The fungus was isolated from about 50 days outdated seedlings. For this purpose the megagametophyte and also the cotyledons had been removed, superficially disinfected in 96% ethanol and submersed in 1% sodium hypochlorite for 10 minutes. The material was desiccated within a laminar flow bench plus the megagametophyte was separated through the cotyledons. Infected tissues were transferred to tubes with PDA medium working with a sterile platinum loop. Tubes had been incubated at 26 C for 7 days and ex amined for fungal development. The emerged fungus was transferred to fresh PDA medium. Constant culture was on ISP 2 agar, The microorganism was identified in all plants showing symptoms of infection. The pathogenicity check was carried out by using healthier seeds excised from mature cones collected in 2011.
Seeds have been disinfected as previ ously described and scarified by getting rid of the integuments from the seed tip, exposing the megagametophyte. Scarified seeds had been incubated at 25 C in darkness with all the fungus. For this objective, selleckchem seeds had been placed within a tray and partially covered with sterile water containing myce lium. Mycelial plugs of 14 day previous cul tures within the isolate had been in ten ml sterile water. Controls consisted of sterile water, supplemented with an agar plug not having fungus. Trays have been maintained on an orbital shaker for 48 h. After this period, seeds had been extra, as well as resulting seedlings were trans ferred to polyethylene jars, as described over. Each ex periment consisted of two replicates with 33 seeds every single. When seeds were incubated while in the presence of your fungus, 42% of germinated plants developed the illness and died up to 70 days immediately after inoculation, presenting precisely the same symp toms previously observed.

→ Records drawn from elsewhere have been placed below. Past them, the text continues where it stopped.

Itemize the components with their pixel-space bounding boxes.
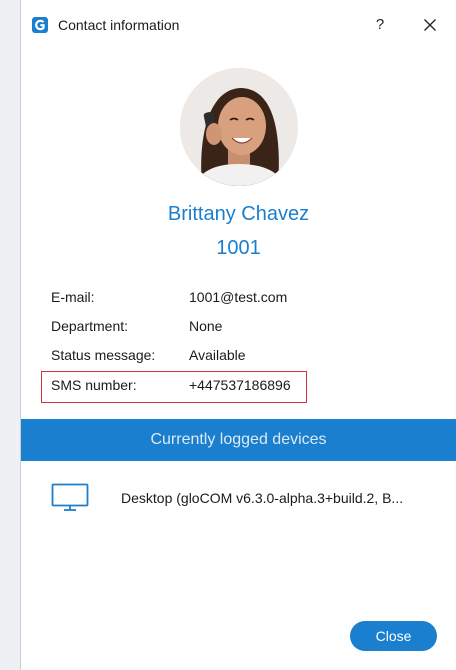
department-label: Department: [51,318,129,334]
contact-info-dialog: Contact information ? Brittany Chavez 10… [20,0,456,670]
email-value: 1001@test.com [189,289,288,305]
close-icon[interactable] [417,12,443,38]
avatar [180,68,298,186]
window-title: Contact information [58,17,180,33]
title-bar: Contact information ? [21,0,456,52]
status-value: Available [189,347,246,363]
department-value: None [189,318,223,334]
monitor-icon [51,483,89,518]
status-label: Status message: [51,347,156,363]
device-label: Desktop (gloCOM v6.3.0-alpha.3+build.2, … [121,490,404,506]
contact-name: Brittany Chavez [167,203,310,225]
device-list-item: Desktop (gloCOM v6.3.0-alpha.3+build.2, … [21,476,456,520]
close-button[interactable]: Close [350,621,437,651]
app-logo-icon [32,17,48,33]
sms-highlight-box [41,371,307,403]
help-button[interactable]: ? [369,13,391,37]
contact-extension: 1001 [216,237,261,259]
email-label: E-mail: [51,289,95,305]
devices-section-header: Currently logged devices [21,419,456,461]
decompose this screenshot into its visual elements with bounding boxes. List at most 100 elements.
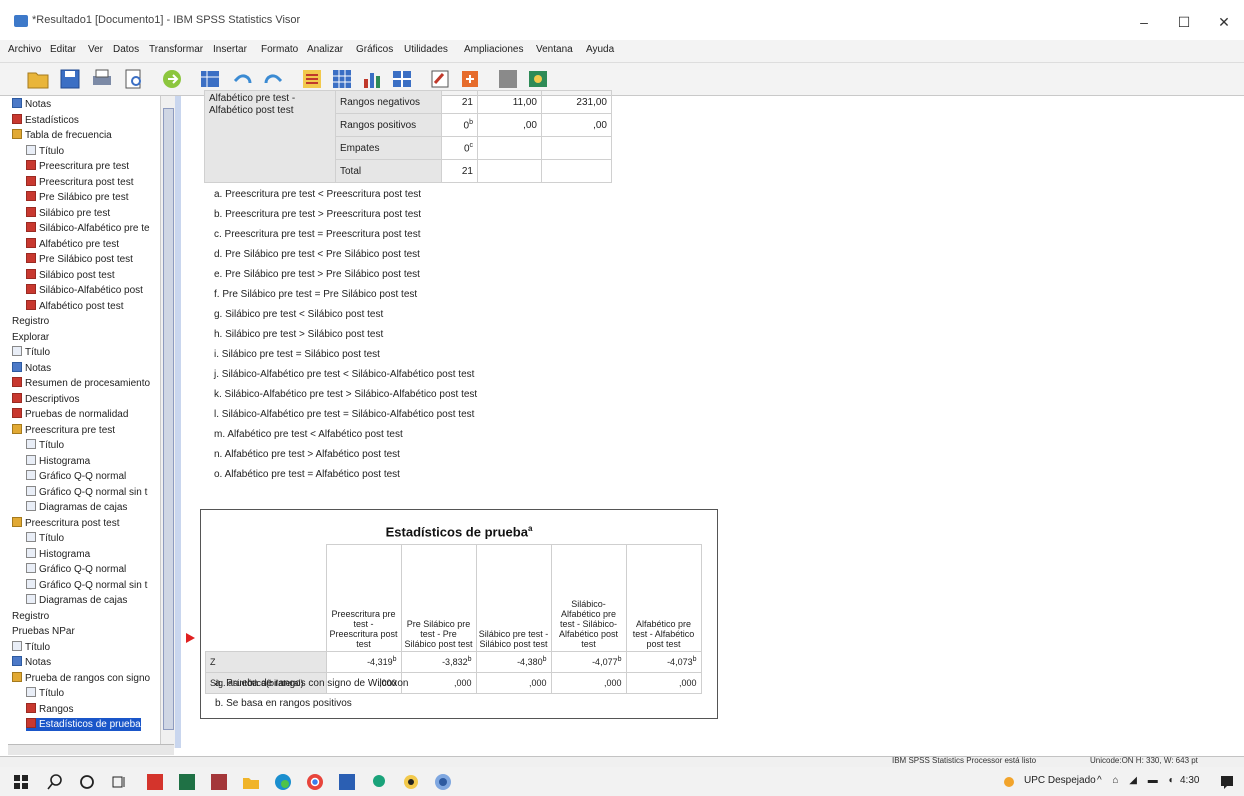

Isolation and culture of bacteria Mainly because bacteria from bulk soil is often unique from these attached for the root surface, they have been extracted full article from each roots and sandy soil under Araucaria cunnighamii trees. The area was Wild Cattle Creek State Forest, Megan NSW, Australia, Soil samples had been taken in February from your respective rhizosphere, which was defined because the root containing natural layer soon after removal of your uppermost undigested litter layer. Rhizosphere sampling was be tween three to eight cm through the surface and at a distance of approximate two m from your tree trunk. 3 randomly taken samples were mixed and dried at 60 C. About 500 mg of dried soil have been extracted with sterile 50 ml HNC medium, deciding on particularly for Actinomycetes, The medium contained glass beads, and also the samples have been kept on a rotatory shaker at 200 rpm and 42 C. The resulting suspension was filtered by way of cotton. Filtrates were diluted ten or one hundred fold with water, and 50 ul plated on Petri dishes with ISP 2 agar, twenty g dissolved in one l tap water.